My the pricking of his flesh, and the liberties taken by the press, the Direktor is unceasingly goaded onward. He takes liberties himself, e.g. he pees on his wife as dogs do. Having first made a little mountain of her person and clothes so that it's downhill all the way. The scale of desire is open-ended, what Richter would presume to judge? The Man uses and dirties the woman as if she were the paper he manufactures. He is responsible for the well-being or otherwise of this household, greedily he yanks his tail out of the bag before he has even shut the door and stuffs it, still warm from the butcher's, into the woman's mouth, setting her teeth on edge. Even if they have company for dinner, bearing their light into his darkest recesses, he still manages to whisper sweet nothings about her genitals in his wife's ear. Uncouthly his mitt gropes her under the table, burrowing into her furrow, taking her fear, which strains at the lead, for a walk in front of his business associates. The woman has to be kept on a short leash so that she knows what's what. She has to be ever mindful of the pungent solution he could steep her in. Man and wife must cleave together, so he laughs and reaches into her cleavage before their guests. Which one among you has no need of paper? A satisfied customer is king. And which of you has no sense of humour?

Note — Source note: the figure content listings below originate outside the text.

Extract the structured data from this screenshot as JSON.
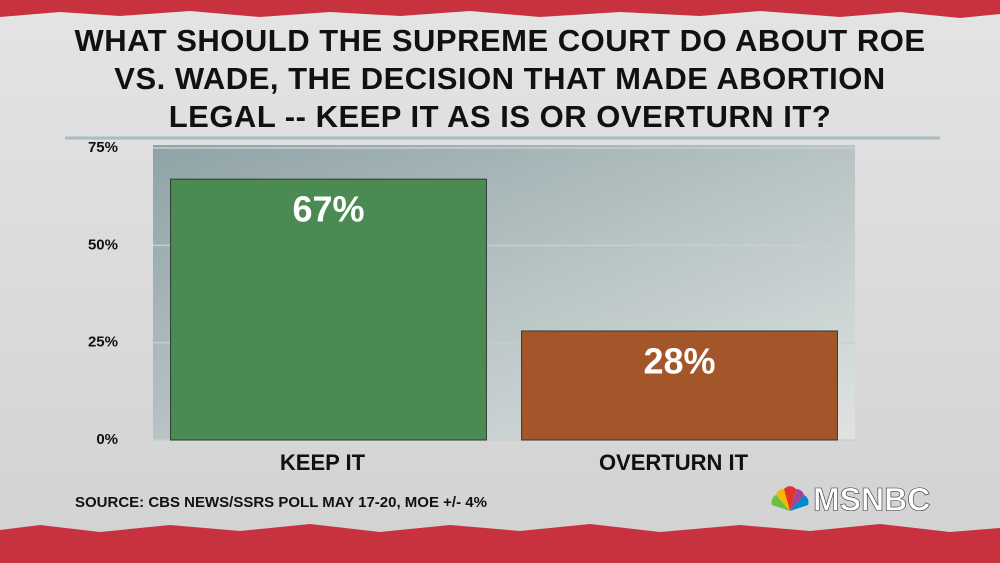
{
  "chart_data": {
    "type": "bar",
    "title": "WHAT SHOULD THE SUPREME COURT DO ABOUT ROE VS. WADE, THE DECISION THAT MADE ABORTION LEGAL -- KEEP IT AS IS OR OVERTURN IT?",
    "categories": [
      "KEEP IT",
      "OVERTURN IT"
    ],
    "values": [
      67,
      28
    ],
    "value_labels": [
      "67%",
      "28%"
    ],
    "colors": [
      "#4b8a52",
      "#a2562a"
    ],
    "ylim": [
      0,
      75
    ],
    "yticks": [
      {
        "value": 0,
        "label": "0%"
      },
      {
        "value": 25,
        "label": "25%"
      },
      {
        "value": 50,
        "label": "50%"
      },
      {
        "value": 75,
        "label": "75%"
      }
    ],
    "grid": true,
    "source": "SOURCE: CBS NEWS/SSRS POLL MAY 17-20, MOE +/- 4%",
    "branding": "MSNBC"
  }
}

The woman goes on. For a while a big strange dog joins her, hoping to be able to bite her foot, since she isn't wearing proper shoes. The Alpine Association has issued its warning: there's death in the mountains. The woman kicks the dog. She doesn't want anyone or anything expecting anything of her. The lights will soon be switched on in the houses, and every hearth will then be a place of truth and warmth, and the hammering and chiselling will be starting up inside the women.
The valley is peopled with the wishes of part-time farmers. The children of God. Not of the personnel manager. The valley shoves up closer, like an excavator digging up the woman's footsteps. She walks by the immortal souls of the unemployed, whose number increaseth year by year as the Pope commanded. Youngsters flee their fathers and are chased by curses sharp as axes through the empty sheds and barns. The factory kisses the good earth from which it has taken the all too acquisitive people. We have to find ways of rationalizing our approach to the federal forests and federal funds. Paper is always needed. Now look: without a map, we would be headed straight for the abyss. Somewhat embarrassed, the woman thrusts her hands in the pockets of her dressing-gown. Her husband does take an interest in the unemployed, believe me: even if they are not kept busy, the thought of them keeps him busy, he never stops, never a moment's rest.